As we have to do a lot of casting to command structs (e.g., to struct request for BIO requests), we can check the fields of the structs easily with bpftrace.

sudo bpftrace -lv "struct request"

nvme_opcode

We need to identify which type of command is being run by the opcode that the command has.

enum nvme_opcode {
    nvme_cmd_flush          = 0x00,
    nvme_cmd_write          = 0x01,
    nvme_cmd_read           = 0x02,
    nvme_cmd_write_uncor    = 0x04,
    nvme_cmd_compare        = 0x05,
    nvme_cmd_write_zeroes   = 0x08,
    nvme_cmd_dsm            = 0x09,
    nvme_cmd_verify         = 0x0c,
    nvme_cmd_resv_register  = 0x0d,
    nvme_cmd_resv_report    = 0x0e,
    nvme_cmd_resv_acquire   = 0x11,
    nvme_cmd_resv_release   = 0x15,
    nvme_cmd_zone_mgmt_send = 0x79,
    nvme_cmd_zone_mgmt_recv = 0x7a,
    nvme_cmd_zone_append    = 0x7d,
}

req_opf

We use the request operation flag to identify zone reset commands. These flags can similarly be used to track zone management commands (e.g., opening/closing zones), however we do not utilize these here.

enum req_opf {
    /* read sectors from the device */
    REQ_OP_READ     = 0,
    /* write sectors to the device */
    REQ_OP_WRITE        = 1,
    /* flush the volatile write cache */
    REQ_OP_FLUSH        = 2,
    /* discard sectors */
    REQ_OP_DISCARD      = 3,
    /* securely erase sectors */
    REQ_OP_SECURE_ERASE = 5,
    /* write the zero filled sector many times */
    REQ_OP_WRITE_ZEROES = 9,
    /* Open a zone */
    REQ_OP_ZONE_OPEN    = 10,
    /* Close a zone */
    REQ_OP_ZONE_CLOSE   = 11,
    /* Transition a zone to full */
    REQ_OP_ZONE_FINISH  = 12,
    /* write data at the current zone write pointer */
    REQ_OP_ZONE_APPEND  = 13,
    /* reset a zone write pointer */
    REQ_OP_ZONE_RESET   = 15,
    /* reset all the zone present on the device */
    REQ_OP_ZONE_RESET_ALL   = 17,

    /* Driver private requests */
    REQ_OP_DRV_IN       = 34,
    REQ_OP_DRV_OUT      = 35,

    REQ_OP_LAST,
};

Troubleshooting

In case things do not work, we provide our full bpftrace setup information. Make sure yours is equal in configuration.

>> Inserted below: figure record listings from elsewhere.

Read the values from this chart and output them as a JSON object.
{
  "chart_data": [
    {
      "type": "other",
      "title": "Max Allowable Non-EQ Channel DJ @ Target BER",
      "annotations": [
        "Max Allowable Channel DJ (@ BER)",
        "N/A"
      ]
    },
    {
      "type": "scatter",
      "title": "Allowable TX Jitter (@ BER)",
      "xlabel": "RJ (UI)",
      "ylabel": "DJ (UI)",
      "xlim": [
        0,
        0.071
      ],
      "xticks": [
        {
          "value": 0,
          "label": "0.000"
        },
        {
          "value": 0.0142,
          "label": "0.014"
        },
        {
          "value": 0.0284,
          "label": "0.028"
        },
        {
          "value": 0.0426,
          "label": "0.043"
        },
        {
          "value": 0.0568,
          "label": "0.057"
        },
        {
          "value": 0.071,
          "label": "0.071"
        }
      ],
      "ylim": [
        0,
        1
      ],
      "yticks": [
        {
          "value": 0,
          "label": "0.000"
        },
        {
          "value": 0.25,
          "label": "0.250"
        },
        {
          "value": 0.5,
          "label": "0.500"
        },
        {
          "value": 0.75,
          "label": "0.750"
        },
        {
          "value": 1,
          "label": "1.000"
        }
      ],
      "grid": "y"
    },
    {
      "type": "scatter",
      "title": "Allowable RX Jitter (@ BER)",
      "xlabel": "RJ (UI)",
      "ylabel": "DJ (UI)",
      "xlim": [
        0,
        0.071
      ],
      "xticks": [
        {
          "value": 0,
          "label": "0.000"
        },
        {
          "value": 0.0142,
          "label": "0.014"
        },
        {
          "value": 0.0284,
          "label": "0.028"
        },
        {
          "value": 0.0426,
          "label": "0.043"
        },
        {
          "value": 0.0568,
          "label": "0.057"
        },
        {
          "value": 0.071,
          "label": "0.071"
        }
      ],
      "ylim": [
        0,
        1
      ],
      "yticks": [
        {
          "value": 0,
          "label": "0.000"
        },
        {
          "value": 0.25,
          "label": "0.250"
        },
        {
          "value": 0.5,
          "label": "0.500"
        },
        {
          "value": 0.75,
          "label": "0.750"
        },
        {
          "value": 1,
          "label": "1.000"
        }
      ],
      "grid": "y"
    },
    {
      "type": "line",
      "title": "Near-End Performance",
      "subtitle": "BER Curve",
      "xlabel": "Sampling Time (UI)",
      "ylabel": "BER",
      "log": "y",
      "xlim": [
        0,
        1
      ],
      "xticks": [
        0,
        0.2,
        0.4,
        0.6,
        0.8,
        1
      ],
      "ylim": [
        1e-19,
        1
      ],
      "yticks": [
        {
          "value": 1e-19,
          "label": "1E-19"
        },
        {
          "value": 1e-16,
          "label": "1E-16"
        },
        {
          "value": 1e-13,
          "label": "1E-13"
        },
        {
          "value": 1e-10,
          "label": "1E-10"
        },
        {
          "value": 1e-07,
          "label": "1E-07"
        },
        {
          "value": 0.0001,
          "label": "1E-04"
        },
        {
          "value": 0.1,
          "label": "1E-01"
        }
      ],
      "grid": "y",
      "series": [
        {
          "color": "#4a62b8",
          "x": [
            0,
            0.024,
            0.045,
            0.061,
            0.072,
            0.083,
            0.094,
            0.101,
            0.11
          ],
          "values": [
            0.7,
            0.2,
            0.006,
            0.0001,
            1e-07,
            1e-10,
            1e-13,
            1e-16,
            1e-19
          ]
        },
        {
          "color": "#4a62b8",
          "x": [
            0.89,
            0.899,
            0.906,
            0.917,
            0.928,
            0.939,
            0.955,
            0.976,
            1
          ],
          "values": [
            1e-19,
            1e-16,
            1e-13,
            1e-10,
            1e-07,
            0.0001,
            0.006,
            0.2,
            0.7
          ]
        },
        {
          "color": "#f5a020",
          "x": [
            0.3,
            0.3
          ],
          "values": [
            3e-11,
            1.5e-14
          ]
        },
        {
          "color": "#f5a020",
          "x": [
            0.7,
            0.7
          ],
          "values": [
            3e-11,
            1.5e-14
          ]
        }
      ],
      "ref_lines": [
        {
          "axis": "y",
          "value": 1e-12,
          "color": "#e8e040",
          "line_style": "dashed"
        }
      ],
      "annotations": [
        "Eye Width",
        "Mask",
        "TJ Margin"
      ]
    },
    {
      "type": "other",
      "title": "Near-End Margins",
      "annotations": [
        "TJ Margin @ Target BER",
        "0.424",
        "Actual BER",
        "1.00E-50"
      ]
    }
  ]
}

user@stosys:~/src$ sudo bpftrace --info
System
  OS: Linux 5.19.0-051900-generic #202207312230 SMP PREEMPT_DYNAMIC Sun Jul 31 22:34:11 UTC 2022
  Arch: x86_64

Build
  version: v0.15.0-95-ga5760
  LLVM: 12.0.1
  ORC: v2
  foreach_sym: yes
  unsafe uprobe: no
  bfd: yes
  bcc_usdt_addsem: yes
  bcc bpf_attach_uprobe refcount: yes
  bcc library path resolution: yes
  libbpf btf dump: yes
  libbpf btf dump type decl: yes
  libbpf bpf_prog_load: no
  libbpf bpf_map_create: no
  libdw (DWARF support): no

Kernel helpers
  probe_read: yes
  probe_read_str: yes
  probe_read_user: yes
  probe_read_user_str: yes
  probe_read_kernel: yes
  probe_read_kernel_str: yes
  get_current_cgroup_id: yes
  send_signal: yes
  override_return: yes
  get_boot_ns: yes
  dpath: yes
  skboutput: no

Kernel features
  Instruction limit: 1000000
  Loop support: yes
  btf: yes
  map batch: yes
  uprobe refcount (depends on Build:bcc bpf_attach_uprobe refcount): yes

Map types
  hash: yes
  percpu hash: yes
  array: yes
  percpu array: yes
  stack_trace: yes
  perf_event_array: yes

Probe types
  kprobe: yes
  tracepoint: yes
  perf_event: yes
  kfunc: yes
  iter:task: yes
  iter:task_file: yes
  kprobe_multi: no
  raw_tp_special: yes

Debugging

In order to debug the script if modifying it, enable the logging in order to trace events with all their outputs, and we provide some sample commands that are beneficial to issue individual writes/reads/resets. The -s flag in all provides the starting LBA, and is given in 512B, -z indicates the size in bytes.

# Write the first zone at LBA 0
user@stosys:~/src$ echo "hello" | sudo nvme write /dev/nvme9n1 -s 0 -z 4096
write: Success

# Append to the first zone
user@stosys:~/src/zoned_bpftrace$ echo "hello world" | sudo nvme zns zone-append /dev/nvme9n1 -z 4096
Success appended data to LBA 8

# Read the first 8 LBAs of zone 0 
user@stosys:~/src$ sudo nvme read /dev/nvme9n1 -z 4096
hello
read: Success

# Write to the second zone which has lbas at 0x40000
user@stosys:~/src$ echo "hello" | sudo nvme write /dev/nvme9n1 -s 262144 -z 4096
write: Success

# Read the second zone
write: Success
user@stosys:~/src/zoned_bpftrace$ sudo nvme read /dev/nvme9n1 -s 262144 -z 4096
hello
read: Success

# Reset the second zone
user@stosys:~/src$ sudo nvme zns reset-zone /dev/nvme9n1 -s 262144
zns-reset-zone: Success, action:4 zone:40000 all:0 nsid:1